Physics of ion beam cancer therapy: a multi-scale approach
Andrey V. Solov'yov, Eugene Surdutovich, Emanuele Scifoni, Igor, Mishustin, Walter Grainer

TL;DR
This paper introduces a comprehensive multi-scale physics approach to model ion-beam cancer therapy, enabling detailed calculations of DNA damage probabilities across different biological and physical scales.
Contribution
It presents a novel multi-scale framework that integrates large-scale ion stopping with microscopic DNA damage modeling in ion-beam therapy.
Findings
Calculated probabilities of DNA strand breaks due to ion irradiation.

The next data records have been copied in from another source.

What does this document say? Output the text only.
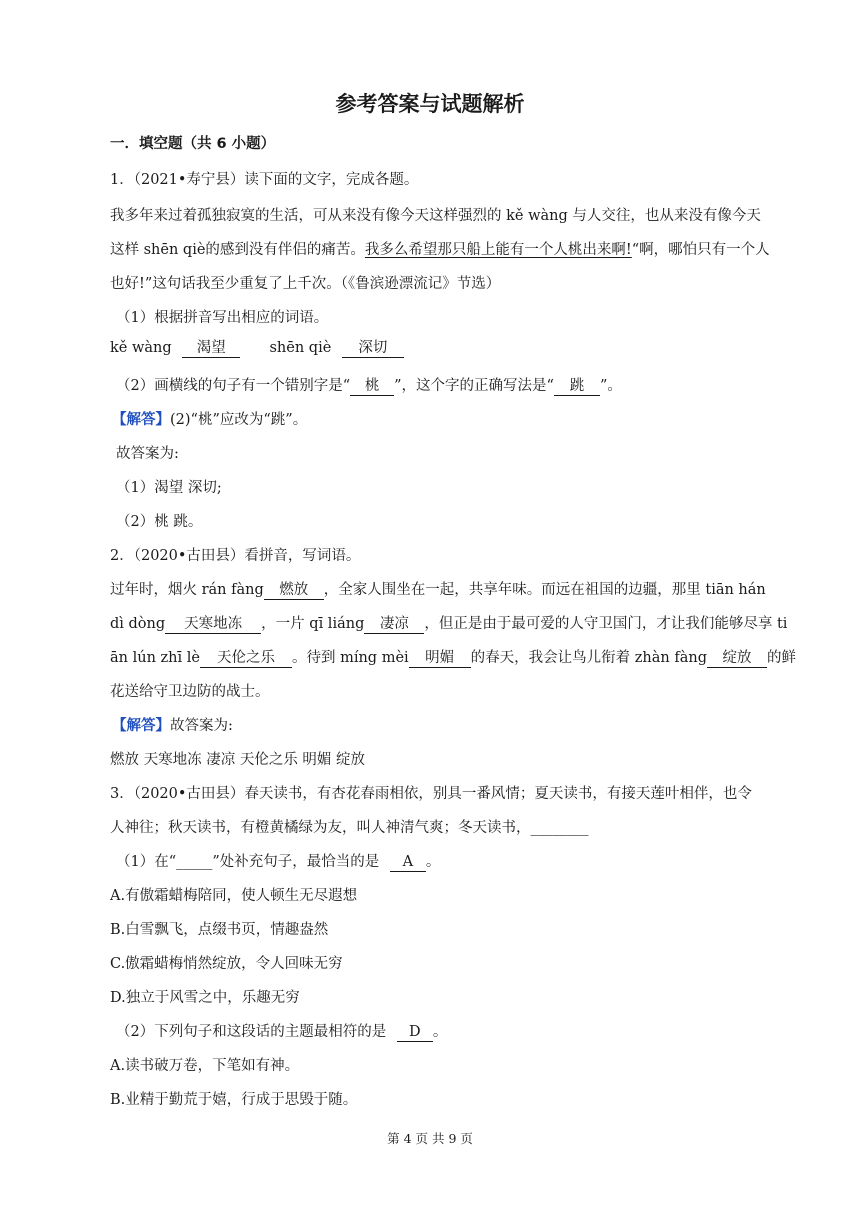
参考答案与试题解析
一．填空题（共 6 小题）
1．（2021•寿宁县）读下面的文字，完成各题。
我多年来过着孤独寂寞的生活，可从来没有像今天这样强烈的 kě wàng 与人交往，也从来没有像今天
这样 shēn qiè的感到没有伴侣的痛苦。我多么希望那只船上能有一个人桃出来啊!“啊，哪怕只有一个人
也好!”这句话我至少重复了上千次。（《鲁滨逊漂流记》节选）
（1）根据拼音写出相应的词语。
kě wàng 渴望	shēn qiè 深切
（2）画横线的句子有一个错别字是“ 桃 ”，这个字的正确写法是“ 跳 ”。
【解答】(2)“桃”应改为“跳”。
故答案为:
（1）渴望 深切;
（2）桃 跳。
2．（2020•古田县）看拼音，写词语。
过年时，烟火 rán fàng 燃放 ，全家人围坐在一起，共享年味。而远在祖国的边疆，那里 tiān hán
dì dòng 天寒地冻 ，一片 qī liáng 凄凉 ，但正是由于最可爱的人守卫国门，才让我们能够尽享 ti
ān lún zhī lè 天伦之乐 。待到 míng mèi 明媚 的春天，我会让鸟儿衔着 zhàn fàng 绽放 的鲜
花送给守卫边防的战士。
【解答】故答案为:
燃放 天寒地冻 凄凉 天伦之乐 明媚 绽放
3．（2020•古田县）春天读书，有杏花春雨相依，别具一番风情；夏天读书，有接天莲叶相伴，也令
人神往；秋天读书，有橙黄橘绿为友，叫人神清气爽；冬天读书，________
（1）在“_____”处补充句子，最恰当的是 A 。
A.有傲霜蜡梅陪同，使人顿生无尽遐想
B.白雪飘飞，点缀书页，情趣盎然
C.傲霜蜡梅悄然绽放，令人回味无穷
D.独立于风雪之中，乐趣无穷
（2）下列句子和这段话的主题最相符的是 D 。
A.读书破万卷，下笔如有神。
B.业精于勤荒于嬉，行成于思毁于随。
第 4 页 共 9 页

Outlined a method to extend DNA damage calculations.
Estimated radiation effects on glial cells.
Abstract
We propose a multi-scale approach to understand the physics related to ion-beam cancer therapy. It allows the calculation of the probability of DNA damage as a result of irradiation of tissues with energetic ions, up to 430 MeV/u. This approach covers different scales, starting from the large scale, defined by the ion stopping, followed by a smaller scale, defined by secondary electrons and radicals, and ending with the shortest scale, defined by interactions of secondaries with the DNA. We present calculations of the probabilities of single and double strand breaks of DNA, suggest a way to further expand such calculations, and also make some estimates for glial cells exposed to radiation.